Chamfort (1741-1794)

« Il y a des sottises bien habillées, comme il y a des sots très bien vêtus. » L’homme de salon qui signe cela est un franc-maçon et républicain convaincu, qui dénonce la Terreur, Robespierre et Marat. Écrivain d’aphorismes, il capte des situations brèves et invente le fragment en régalant sa plume d’anecdotes.

Ce mondain aime la poésie, sait se divertir et jouir de la violence verbale avec fureur. Nerveux, il est sensible au tragique et se jette dans des bains acides de pensée. Pour son Éloge de Molière (1769), il remporte le prix de l’Académie française et son Éloge de La Fontaine favorise son entrée dans l’illustre maison.

L’éditer est un tour de force, étant donné l’étendue de ses papiers épars. Ce qui se dégage du recueil présent est qu’il connaissait très bien la littérature, ses luttes contre les travers humains.

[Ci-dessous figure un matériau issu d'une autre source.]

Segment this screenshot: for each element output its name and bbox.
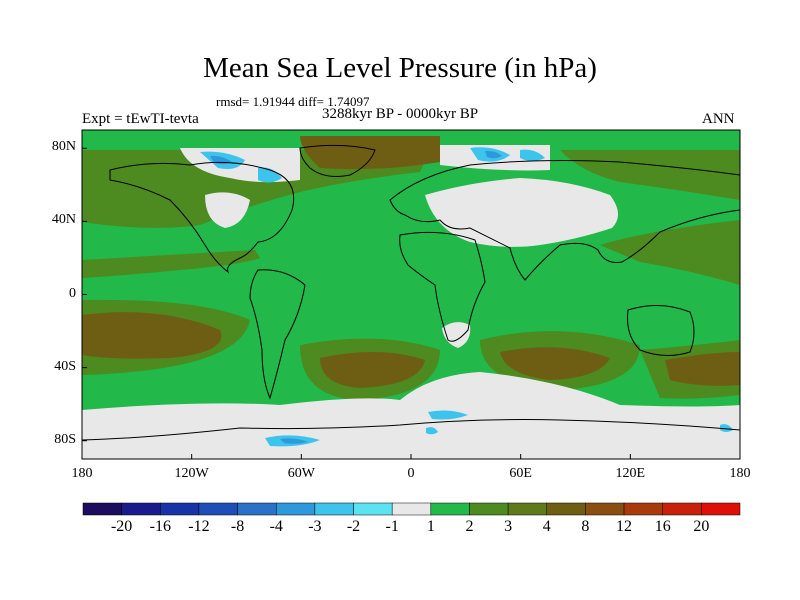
lat-tick-label: 0 xyxy=(69,285,76,301)
colorbar-swatch xyxy=(353,502,393,516)
coastline-africa xyxy=(399,231,486,342)
lat-tick-label: 80S xyxy=(54,431,76,447)
colorbar-label: -20 xyxy=(110,518,133,535)
field-region-lightgray xyxy=(442,322,471,348)
coastline-antarctica xyxy=(82,419,740,441)
colorbar-label: -1 xyxy=(385,518,399,535)
colorbar-swatch xyxy=(275,502,316,516)
lat-tick-label: 80N xyxy=(51,139,76,155)
field-region-cyan xyxy=(258,167,282,183)
lon-tick-label: 120W xyxy=(174,466,209,481)
colorbar-swatch xyxy=(314,502,354,516)
coastline-australia xyxy=(627,304,695,356)
colorbar-swatch xyxy=(237,502,277,516)
field-region-cyan xyxy=(720,424,733,432)
lon-tick-label: 180 xyxy=(71,466,93,481)
colorbar-label: 2 xyxy=(465,518,474,535)
field-region-brown xyxy=(300,136,440,170)
lat-tick-label: 40S xyxy=(54,358,76,374)
field-region-olive xyxy=(82,250,260,278)
field-region-blue xyxy=(485,150,502,159)
field-region-brown xyxy=(665,352,740,386)
colorbar-label: 8 xyxy=(581,518,590,535)
field-region-lightgray xyxy=(82,372,740,459)
coastline-south-america xyxy=(249,269,306,400)
colorbar-swatch xyxy=(585,502,625,516)
colorbar-label: 16 xyxy=(654,518,671,535)
colorbar-swatch xyxy=(391,502,432,516)
field-region-cyan xyxy=(520,149,545,161)
colorbar-swatch xyxy=(662,502,702,516)
coastline-greenland xyxy=(299,144,376,177)
colorbar-label: -2 xyxy=(346,518,361,535)
colorbar-swatch xyxy=(507,502,548,516)
field-region-cyan xyxy=(428,410,468,420)
field-region-brown xyxy=(82,312,222,359)
field-region-blue xyxy=(280,438,308,444)
axis-ticks xyxy=(81,147,741,459)
lon-tick-label: 0 xyxy=(407,466,415,481)
colorbar-swatch xyxy=(623,502,663,516)
coastline-eurasia xyxy=(389,160,740,281)
lon-tick-label: 60E xyxy=(509,466,532,481)
colorbar xyxy=(82,502,741,516)
lat-tick-label: 40N xyxy=(51,212,76,228)
colorbar-swatch xyxy=(160,502,200,516)
field-region-brown xyxy=(320,351,425,388)
lon-tick-label: 60W xyxy=(287,466,315,481)
colorbar-swatch xyxy=(82,502,122,516)
period-label: 3288kyr BP - 0000kyr BP xyxy=(322,106,479,122)
season-label: ANN xyxy=(702,111,735,127)
field-region-cyan xyxy=(426,427,438,435)
colorbar-label: 1 xyxy=(426,518,435,535)
colorbar-swatch xyxy=(198,502,238,516)
coastline-north-america xyxy=(109,161,295,274)
colorbar-label: -12 xyxy=(188,518,210,535)
colorbar-label: -16 xyxy=(149,518,171,535)
colorbar-swatch xyxy=(469,502,509,516)
field-region-brown xyxy=(500,347,610,380)
colorbar-swatch xyxy=(121,502,161,516)
colorbar-label: -4 xyxy=(269,518,283,535)
stats-label: rmsd= 1.91944 diff= 1.74097 xyxy=(216,94,370,109)
colorbar-label: 20 xyxy=(693,518,710,535)
colorbar-label: -3 xyxy=(308,518,322,535)
map-title: Mean Sea Level Pressure (in hPa) xyxy=(203,52,597,84)
colorbar-label: 12 xyxy=(616,518,633,535)
colorbar-swatch xyxy=(701,502,741,516)
lon-tick-label: 180 xyxy=(729,466,751,481)
colorbar-label: -8 xyxy=(230,518,245,535)
colorbar-swatch xyxy=(546,502,586,516)
colorbar-swatch xyxy=(430,502,470,516)
colorbar-label: 3 xyxy=(504,518,513,535)
field-region-olive xyxy=(82,150,430,228)
experiment-label: Expt = tEwTI-tevta xyxy=(82,111,199,127)
lon-tick-label: 120E xyxy=(615,466,646,481)
map-field xyxy=(82,130,740,459)
field-region-olive xyxy=(600,220,740,285)
colorbar-label: 4 xyxy=(542,518,551,535)
coastlines xyxy=(82,144,740,441)
field-region-lightgray xyxy=(205,192,250,228)
field-region-olive xyxy=(560,150,740,200)
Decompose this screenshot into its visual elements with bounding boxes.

Sa plume vole des généralités aux affaires publiques, visant des hommes clairement nommés.

Vauvenargues (1715-1747)

Il meurt à 31 ans. Il fait la guerre durant 10 ans, partout en Europe, en couchant ses maximes sur papier. Voltaire le protège et le soutient, une fois qu’il est revenu à la vie civile. Éloquent, simple, homme de coeur et de foi, il signe 945 maximes ici publiées. Mélancolique, fragile, tendre et poète, il a laissé son empreinte, notamment sur Balzac, et il est peut-être le plus renommé des trois.

La politique n’est pas une religion, mais elle a développé ses dogmes, en oubliant la culture d’où elle émerge sans nécessaire progrès. Ces écrivains lui ont opposé une perspective dépassant le moment de son action. Versatilité, faiblesses, fragilités, ils ont brandi l’écriture face à ces ressacs tel un paratonnerre. Un geste intelligent avec un outil démodé.

Ces artificiers au grand style ont été de formidables analystes de l’actualité. Au contact de l’utopie en marche, ils se sont hissés hors des passions nationales, en déprogrammant ce qui paraissait alors comme une lumineuse fresque de la raison. On pense, au temps présent, à des Alain Finkielkraut et Philippe Murray ; ou, chez nous, à Dany Laferrière.